Alors l’homme en souffrance appelle. Il crie vers son ami, vers Dieu son Père : « Mon Dieu, mon Dieu, pourquoi m’as-tu abandonné? » (Ps 21,2). Entre ces deux-là, on ne sait pas ce qui se passe, comment l’ami répond et le rejoint. Le psaume est pudique, discret, comme il convient quand deux amis se rencontrent et doivent partager sur des choses importantes pour l’un ou l’autre. Et le psaume se conclut sur une invitation à la louange : « Tu m’as répondu ! Je proclame ton nom devant mes frères, je te loue en pleine assemblée. Vous qui le craignez, louez le Seigneur » (Ps 21,31-32).
Ce psaume a sans aucun doute, il a aidé ses disciples à survivre et à donner du sens à sa mort et aux circonstances de sa mort. Et nous, que faisons-nous de cette situation sordide dans laquelle un homme appelle Dieu parce qu’il est le seul à pouvoir l’entendre ? Cette fenêtre est comme un miroir pour nous regarder vivre dans les moments compliqués de notre vie. Il nous apprend à ne pas nous raconter d’histoire sur notre existence : la réalité est ce qu’elle est, aussi dure soit-elle. Ne pas se mentir sur ce que l’on ressent est la première condition pour appeler Dieu, pour qu’il fasse cesser les menaces et nous sorte de l’impasse. Et si tout cela n’est pas possible, qu’il restaure au moins l’image que nous avons de nous et que nos agresseurs détruisent. « Délivre-moi de mes ennemis, mon Dieu ; de mes agresseurs, protège-moi » (Ps 58,2).
Cette croix nous invite également à changer notre regard sur le monde. Nous vivons dans une société qui accuse, qui dénonce et qui condamne. Nous oublions que si le Christ a livré son Corps et versé son Sang, c’est aussi pour ceux et celles que nous avons tendance à mépriser ou à condamner. Toutes ces violences sont un affront à celui qui a donné sa vie pour eux.
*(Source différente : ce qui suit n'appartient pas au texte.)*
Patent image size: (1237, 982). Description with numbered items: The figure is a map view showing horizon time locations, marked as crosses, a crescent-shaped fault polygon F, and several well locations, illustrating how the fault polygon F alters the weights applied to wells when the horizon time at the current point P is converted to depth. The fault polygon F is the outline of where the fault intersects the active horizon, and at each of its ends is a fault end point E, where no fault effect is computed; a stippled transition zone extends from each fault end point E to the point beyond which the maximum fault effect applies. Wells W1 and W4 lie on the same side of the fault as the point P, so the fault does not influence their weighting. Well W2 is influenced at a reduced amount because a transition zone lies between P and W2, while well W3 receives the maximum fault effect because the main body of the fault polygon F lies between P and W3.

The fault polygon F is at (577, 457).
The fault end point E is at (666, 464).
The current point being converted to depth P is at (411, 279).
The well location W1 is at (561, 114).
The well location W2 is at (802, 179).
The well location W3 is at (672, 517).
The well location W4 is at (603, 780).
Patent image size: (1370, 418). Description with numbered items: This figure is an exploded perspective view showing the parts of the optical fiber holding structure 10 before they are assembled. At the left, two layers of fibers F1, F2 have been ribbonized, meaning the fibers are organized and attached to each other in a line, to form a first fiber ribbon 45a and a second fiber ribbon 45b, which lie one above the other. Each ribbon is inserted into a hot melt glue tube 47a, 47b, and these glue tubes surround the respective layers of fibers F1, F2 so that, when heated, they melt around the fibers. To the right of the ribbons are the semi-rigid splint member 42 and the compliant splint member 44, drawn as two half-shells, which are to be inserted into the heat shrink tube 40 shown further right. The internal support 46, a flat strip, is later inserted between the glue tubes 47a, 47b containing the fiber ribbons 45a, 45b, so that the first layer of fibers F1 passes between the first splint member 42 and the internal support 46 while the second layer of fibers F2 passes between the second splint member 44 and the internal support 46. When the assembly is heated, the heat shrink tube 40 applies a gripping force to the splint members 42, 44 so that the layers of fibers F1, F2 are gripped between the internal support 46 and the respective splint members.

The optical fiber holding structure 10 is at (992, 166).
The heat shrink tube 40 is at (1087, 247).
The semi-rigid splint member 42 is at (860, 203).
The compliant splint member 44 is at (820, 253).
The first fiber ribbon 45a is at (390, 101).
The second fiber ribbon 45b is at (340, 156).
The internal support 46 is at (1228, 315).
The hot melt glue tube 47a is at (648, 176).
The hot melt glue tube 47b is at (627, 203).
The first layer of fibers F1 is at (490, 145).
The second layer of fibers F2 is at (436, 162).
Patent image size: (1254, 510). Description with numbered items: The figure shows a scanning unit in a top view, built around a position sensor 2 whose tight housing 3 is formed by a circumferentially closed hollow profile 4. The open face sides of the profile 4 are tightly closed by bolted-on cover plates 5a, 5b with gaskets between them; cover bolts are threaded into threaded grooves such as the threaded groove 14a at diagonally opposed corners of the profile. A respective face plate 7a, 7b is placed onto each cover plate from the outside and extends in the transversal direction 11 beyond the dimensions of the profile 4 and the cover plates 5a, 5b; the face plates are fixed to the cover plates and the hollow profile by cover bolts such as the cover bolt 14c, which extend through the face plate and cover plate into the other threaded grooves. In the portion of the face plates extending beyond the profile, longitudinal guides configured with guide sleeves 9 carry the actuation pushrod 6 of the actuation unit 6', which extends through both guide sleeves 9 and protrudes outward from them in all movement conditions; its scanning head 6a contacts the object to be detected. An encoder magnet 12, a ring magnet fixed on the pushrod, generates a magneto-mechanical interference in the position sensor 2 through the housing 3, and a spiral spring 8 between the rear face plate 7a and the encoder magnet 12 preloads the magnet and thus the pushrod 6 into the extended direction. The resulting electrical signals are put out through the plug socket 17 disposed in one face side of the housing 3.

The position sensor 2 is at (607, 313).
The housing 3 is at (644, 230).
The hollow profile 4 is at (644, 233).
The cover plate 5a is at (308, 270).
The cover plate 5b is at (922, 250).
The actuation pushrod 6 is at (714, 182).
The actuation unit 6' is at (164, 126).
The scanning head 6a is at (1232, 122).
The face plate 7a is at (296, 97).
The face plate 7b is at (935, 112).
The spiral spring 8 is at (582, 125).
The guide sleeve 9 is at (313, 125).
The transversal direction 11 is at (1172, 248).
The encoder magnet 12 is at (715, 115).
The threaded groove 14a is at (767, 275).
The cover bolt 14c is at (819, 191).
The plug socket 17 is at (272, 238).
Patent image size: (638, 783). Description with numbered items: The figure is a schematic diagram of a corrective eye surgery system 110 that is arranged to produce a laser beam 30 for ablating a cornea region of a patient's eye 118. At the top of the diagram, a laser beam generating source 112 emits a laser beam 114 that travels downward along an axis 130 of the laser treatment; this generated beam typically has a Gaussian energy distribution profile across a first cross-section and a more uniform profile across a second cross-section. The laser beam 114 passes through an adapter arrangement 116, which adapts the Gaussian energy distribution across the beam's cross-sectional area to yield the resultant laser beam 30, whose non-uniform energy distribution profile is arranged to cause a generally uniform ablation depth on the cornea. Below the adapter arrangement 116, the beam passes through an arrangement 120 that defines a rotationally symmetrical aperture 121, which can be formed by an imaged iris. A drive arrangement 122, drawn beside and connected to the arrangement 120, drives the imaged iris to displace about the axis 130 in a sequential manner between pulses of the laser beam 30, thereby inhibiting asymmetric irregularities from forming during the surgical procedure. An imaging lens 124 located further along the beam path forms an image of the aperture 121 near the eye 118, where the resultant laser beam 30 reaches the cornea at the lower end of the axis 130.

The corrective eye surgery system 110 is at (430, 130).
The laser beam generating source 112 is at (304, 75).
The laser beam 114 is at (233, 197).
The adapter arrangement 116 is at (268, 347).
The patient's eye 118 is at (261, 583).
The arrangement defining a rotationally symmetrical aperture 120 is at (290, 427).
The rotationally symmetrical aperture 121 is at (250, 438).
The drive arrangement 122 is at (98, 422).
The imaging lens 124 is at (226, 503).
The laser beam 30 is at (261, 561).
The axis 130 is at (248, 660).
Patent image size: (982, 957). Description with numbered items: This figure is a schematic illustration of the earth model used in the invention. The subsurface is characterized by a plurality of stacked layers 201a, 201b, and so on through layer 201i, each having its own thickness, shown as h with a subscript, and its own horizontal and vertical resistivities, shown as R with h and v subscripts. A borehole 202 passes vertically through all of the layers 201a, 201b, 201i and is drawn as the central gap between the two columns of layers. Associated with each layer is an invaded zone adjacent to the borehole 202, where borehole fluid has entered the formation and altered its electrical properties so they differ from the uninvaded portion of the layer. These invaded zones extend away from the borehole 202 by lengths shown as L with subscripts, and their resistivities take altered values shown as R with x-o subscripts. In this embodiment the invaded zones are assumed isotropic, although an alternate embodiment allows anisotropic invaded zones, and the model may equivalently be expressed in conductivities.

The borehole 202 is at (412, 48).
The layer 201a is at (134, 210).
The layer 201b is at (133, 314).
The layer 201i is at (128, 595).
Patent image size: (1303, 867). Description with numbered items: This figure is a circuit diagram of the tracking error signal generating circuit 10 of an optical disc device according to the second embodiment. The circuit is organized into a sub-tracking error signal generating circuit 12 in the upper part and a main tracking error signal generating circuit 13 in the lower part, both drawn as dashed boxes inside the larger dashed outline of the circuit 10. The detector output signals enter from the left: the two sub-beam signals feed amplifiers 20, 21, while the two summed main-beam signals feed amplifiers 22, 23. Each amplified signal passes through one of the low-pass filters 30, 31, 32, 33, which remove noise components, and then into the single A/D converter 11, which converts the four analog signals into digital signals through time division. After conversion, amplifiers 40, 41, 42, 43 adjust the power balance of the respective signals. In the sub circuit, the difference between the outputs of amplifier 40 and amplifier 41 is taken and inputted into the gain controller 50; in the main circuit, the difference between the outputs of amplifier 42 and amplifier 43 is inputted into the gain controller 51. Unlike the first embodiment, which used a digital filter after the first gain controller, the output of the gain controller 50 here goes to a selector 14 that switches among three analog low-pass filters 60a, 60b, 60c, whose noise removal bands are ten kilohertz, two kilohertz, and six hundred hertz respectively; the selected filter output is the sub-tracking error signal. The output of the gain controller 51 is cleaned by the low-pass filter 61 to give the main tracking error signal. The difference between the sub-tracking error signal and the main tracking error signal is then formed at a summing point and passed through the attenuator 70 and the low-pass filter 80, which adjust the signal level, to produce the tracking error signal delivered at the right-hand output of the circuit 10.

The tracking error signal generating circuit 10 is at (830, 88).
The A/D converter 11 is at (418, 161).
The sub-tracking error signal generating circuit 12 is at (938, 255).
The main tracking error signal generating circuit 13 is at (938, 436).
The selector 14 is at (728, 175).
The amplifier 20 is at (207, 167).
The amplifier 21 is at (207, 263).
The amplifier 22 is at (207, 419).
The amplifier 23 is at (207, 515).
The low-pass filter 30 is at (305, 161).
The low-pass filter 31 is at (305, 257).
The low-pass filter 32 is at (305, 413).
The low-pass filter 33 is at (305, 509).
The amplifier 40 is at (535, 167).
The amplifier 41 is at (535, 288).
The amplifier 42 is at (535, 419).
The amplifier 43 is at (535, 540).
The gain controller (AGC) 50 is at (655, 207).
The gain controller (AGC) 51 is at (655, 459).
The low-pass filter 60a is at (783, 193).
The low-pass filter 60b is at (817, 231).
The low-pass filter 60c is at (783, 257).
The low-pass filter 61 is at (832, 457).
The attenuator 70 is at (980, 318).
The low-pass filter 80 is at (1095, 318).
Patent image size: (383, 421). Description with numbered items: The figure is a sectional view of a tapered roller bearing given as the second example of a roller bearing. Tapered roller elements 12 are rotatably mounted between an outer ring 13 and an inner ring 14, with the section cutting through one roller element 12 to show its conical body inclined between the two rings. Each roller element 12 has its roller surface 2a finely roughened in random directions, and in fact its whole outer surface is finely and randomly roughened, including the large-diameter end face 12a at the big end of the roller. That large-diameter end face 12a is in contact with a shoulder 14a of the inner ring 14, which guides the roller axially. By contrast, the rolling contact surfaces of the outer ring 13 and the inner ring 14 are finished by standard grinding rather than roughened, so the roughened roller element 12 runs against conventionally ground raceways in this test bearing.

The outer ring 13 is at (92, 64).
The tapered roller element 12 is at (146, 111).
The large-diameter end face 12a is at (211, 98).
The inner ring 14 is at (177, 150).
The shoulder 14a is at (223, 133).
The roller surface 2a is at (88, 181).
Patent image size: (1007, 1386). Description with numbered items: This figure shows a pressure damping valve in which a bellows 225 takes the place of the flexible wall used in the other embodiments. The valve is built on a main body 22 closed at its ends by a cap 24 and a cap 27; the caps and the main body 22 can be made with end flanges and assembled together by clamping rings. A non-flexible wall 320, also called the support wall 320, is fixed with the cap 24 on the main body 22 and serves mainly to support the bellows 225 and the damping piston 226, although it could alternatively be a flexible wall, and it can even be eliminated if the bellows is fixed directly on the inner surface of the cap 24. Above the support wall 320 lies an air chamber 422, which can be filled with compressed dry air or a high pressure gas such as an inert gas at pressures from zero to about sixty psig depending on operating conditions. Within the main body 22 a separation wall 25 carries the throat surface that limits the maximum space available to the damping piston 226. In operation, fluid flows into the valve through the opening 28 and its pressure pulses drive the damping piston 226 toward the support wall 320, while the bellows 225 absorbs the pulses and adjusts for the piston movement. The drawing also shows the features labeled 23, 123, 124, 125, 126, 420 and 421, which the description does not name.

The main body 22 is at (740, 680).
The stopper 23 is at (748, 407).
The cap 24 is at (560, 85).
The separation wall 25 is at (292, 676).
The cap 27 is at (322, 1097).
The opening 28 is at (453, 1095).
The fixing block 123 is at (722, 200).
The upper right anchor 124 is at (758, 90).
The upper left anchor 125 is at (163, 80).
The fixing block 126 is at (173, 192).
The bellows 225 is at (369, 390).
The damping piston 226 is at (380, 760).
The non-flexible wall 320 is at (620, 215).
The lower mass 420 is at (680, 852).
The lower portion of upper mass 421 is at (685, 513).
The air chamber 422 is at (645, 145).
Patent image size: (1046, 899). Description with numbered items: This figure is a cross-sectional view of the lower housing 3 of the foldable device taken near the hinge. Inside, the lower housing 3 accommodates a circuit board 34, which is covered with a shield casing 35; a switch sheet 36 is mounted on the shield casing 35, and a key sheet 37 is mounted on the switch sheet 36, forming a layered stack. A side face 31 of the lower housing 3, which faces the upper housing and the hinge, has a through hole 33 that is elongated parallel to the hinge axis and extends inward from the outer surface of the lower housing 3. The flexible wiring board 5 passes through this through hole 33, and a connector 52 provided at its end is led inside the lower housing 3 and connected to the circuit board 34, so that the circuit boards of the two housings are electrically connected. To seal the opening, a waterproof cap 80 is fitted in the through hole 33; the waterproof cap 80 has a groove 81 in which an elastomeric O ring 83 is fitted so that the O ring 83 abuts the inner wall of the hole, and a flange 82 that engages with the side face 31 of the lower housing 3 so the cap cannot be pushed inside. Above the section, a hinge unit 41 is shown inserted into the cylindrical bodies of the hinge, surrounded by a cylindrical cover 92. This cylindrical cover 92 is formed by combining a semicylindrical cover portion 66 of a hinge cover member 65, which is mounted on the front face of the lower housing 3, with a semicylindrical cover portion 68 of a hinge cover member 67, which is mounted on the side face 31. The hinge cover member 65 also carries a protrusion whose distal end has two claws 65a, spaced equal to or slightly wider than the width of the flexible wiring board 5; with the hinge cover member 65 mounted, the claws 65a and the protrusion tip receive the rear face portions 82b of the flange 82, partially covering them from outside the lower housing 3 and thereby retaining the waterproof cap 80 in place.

Avec Jésus, nous pouvons choisir d’aimer. Avec lui, nous pouvons nous émouvoir des drames qui accablent les plus pauvres et les plus fragiles. Tout ce que nous aurons fait pour eux, « c’est à lui que nous l’aurons fait » (Mt 25,40).
L’amour a ce pouvoir de transformation qui peut réveiller en chacun le juste et convertir son regard. L’œuvre de salut du Christ réintègre tous les oubliés du monde dans une histoire qui est la leur : celle de Dieu avec nous, qui ne cesse de venir humblement dans nos vies, de se donner comme pain, comme toit, comme soin.
Seigneur, donne-nous force et courage pour te suivre tout au long de cette semaine Sainte. « Si nous mourons avec toi, avec toi nous vivrons. Si nous souffrons avec toi, avec toi, nous règnerons » (2Tm 2,11). Au-delà de ton calvaire, tu nous donnes rendez-vous ; dans la gloire de ton Père, ô Jésus ressuscité, accueille-nous. Amen.